- Location in Gregory County and the state of South Dakota
- Coordinates: 43°01′41″N 98°53′20″W﻿ / ﻿43.02806°N 98.88889°W
- Country: United States
- State: South Dakota
- County: Gregory
- Settled: 1890

Area
- • Total: 0.30 sq mi (0.78 km^{2})
- • Land: 0.30 sq mi (0.78 km^{2})
- • Water: 0 sq mi (0.00 km^{2})
- Elevation: 1,949 ft (594 m)

Population (2020)
- • Total: 96
- • Density: 317.2/sq mi (122.48/km^{2})
- Time zone: UTC-6 (Central (CST))
- • Summer (DST): UTC-5 (CDT)
- ZIP code: 57335
- Area code: 605
- FIPS code: 46-20380
- GNIS feature ID: 1267386

= Fairfax, South Dakota =

Fairfax is a town in southeastern Gregory County, South Dakota, United States. The population was 96 at the 2020 census.

==History==
The first settlement at Fairfax was made around 1890. A post office called Fairfax has been in operation since 1892. It was named after Fairfax, Virginia, the former hometown of an early settler.

==Geography==
According to the United States Census Bureau, the town has a total area of 0.30 sqmi, all land.

==Demographics==

Historical population
| Census | Pop. | Note | %± |
| 1910 | 500 |  | — |
| 1920 | 530 |  | 6.0% |
| 1930 | 430 |  | −18.9% |
| 1940 | 338 |  | −21.4% |
| 1950 | 301 |  | −10.9% |
| 1960 | 253 |  | −15.9% |
| 1970 | 199 |  | −21.3% |
| 1980 | 225 |  | 13.1% |
| 1990 | 144 |  | −36.0% |
| 2000 | 123 |  | −14.6% |
| 2010 | 115 |  | −6.5% |
| 2020 | 96 |  | −16.5% |
U.S. Decennial Census

===2010 census===
At the 2010 census, there were 115 people, 63 households and 33 families residing in the town. The population density was 383.3 PD/sqmi. There were 81 housing units at an average density of 270.0 /sqmi. The racial makeup of the town was 97.4% White, 1.7% African American, and 0.9% Native American.

There were 63 households, of which 17.5% had children under the age of 18 living with them, 41.3% were married couples living together, 11.1% had a female householder with no husband present, and 47.6% were non-families. 44.4% of all households were made up of individuals, and 22.2% had someone living alone who was 65 years of age or older. The average household size was 1.83 and the average family size was 2.52.

The median age was 52.5 years. 15.7% of residents were under the age of 18; 3.3% were between the ages of 18 and 24; 14.7% were from 25 to 44; 37.3% were from 45 to 64; and 28.7% were 65 years of age or older. The sex make-up of the town was 46.1% male and 53.9% female.

===2000 census===
At the 2000 census, there were 123 people, 63 households and 33 families residing in the town. The population density was 414.4 PD/sqmi. There were 76 housing units at an average density of 256.1 /sqmi. The racial makeup of the town was 96.75% White and 3.25% Native American.
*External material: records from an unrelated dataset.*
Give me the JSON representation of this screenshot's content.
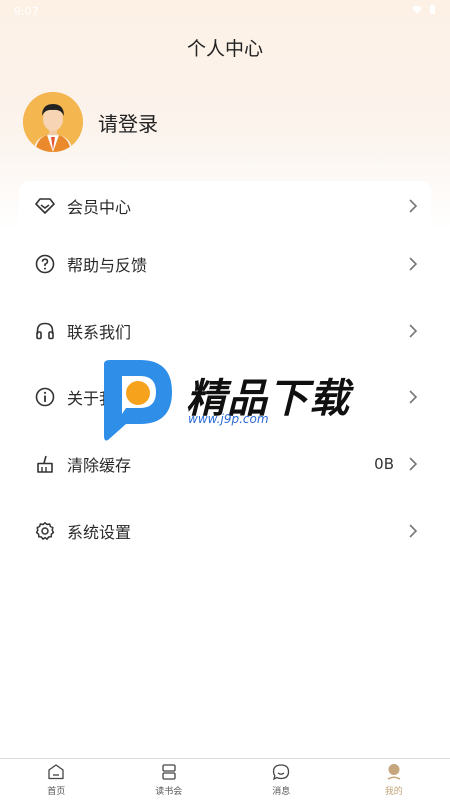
{
  "status_bar": {
    "time": "9:07"
  },
  "header": {
    "title": "个人中心"
  },
  "profile": {
    "login_text": "请登录"
  },
  "menu": {
    "items": [
      {
        "label": "会员中心",
        "icon": "diamond-icon",
        "value": ""
      },
      {
        "label": "帮助与反馈",
        "icon": "help-icon",
        "value": ""
      },
      {
        "label": "联系我们",
        "icon": "headphones-icon",
        "value": ""
      },
      {
        "label": "关于我们",
        "icon": "info-icon",
        "value": ""
      },
      {
        "label": "清除缓存",
        "icon": "broom-icon",
        "value": "0B"
      },
      {
        "label": "系统设置",
        "icon": "gear-icon",
        "value": ""
      }
    ]
  },
  "watermark": {
    "text": "精品下载",
    "url": "www.j9p.com"
  },
  "tab_bar": {
    "tabs": [
      {
        "label": "首页",
        "icon": "home-icon",
        "active": false
      },
      {
        "label": "读书会",
        "icon": "book-club-icon",
        "active": false
      },
      {
        "label": "消息",
        "icon": "message-icon",
        "active": false
      },
      {
        "label": "我的",
        "icon": "profile-icon",
        "active": true
      }
    ]
  },
  "colors": {
    "accent": "#c6a57c",
    "avatar_bg": "#f4b64f",
    "header_bg": "#fdf1e6"
  }
}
There were 63 households, of which 17.5% had children under the age of 18 living with them, 44.4% were married couples living together, 6.3% had a female householder with no husband present, and 47.6% were non-families. 47.6% of all households were made up of individuals, and 31.7% had someone living alone who was 65 years of age or older. The average household size was 1.95 and the average family size was 2.82.

17.9% of the population were under the age of 18, 3.3% from 18 to 24, 17.9% from 25 to 44, 25.2% from 45 to 64, and 35.8% who were 65 years of age or older. The median age was 52 years. For every 100 females, there were 83.6 males. For every 100 females age 18 and over, there were 80.4 males.

The median household income was $19,844 and the median family income was $36,000. Males had a median income of $21,250 and females $21,250. The per capita income was $12,805. There were no families and 4.8% of the population living below the poverty line, including no under eighteens and 10.3% of those over 64.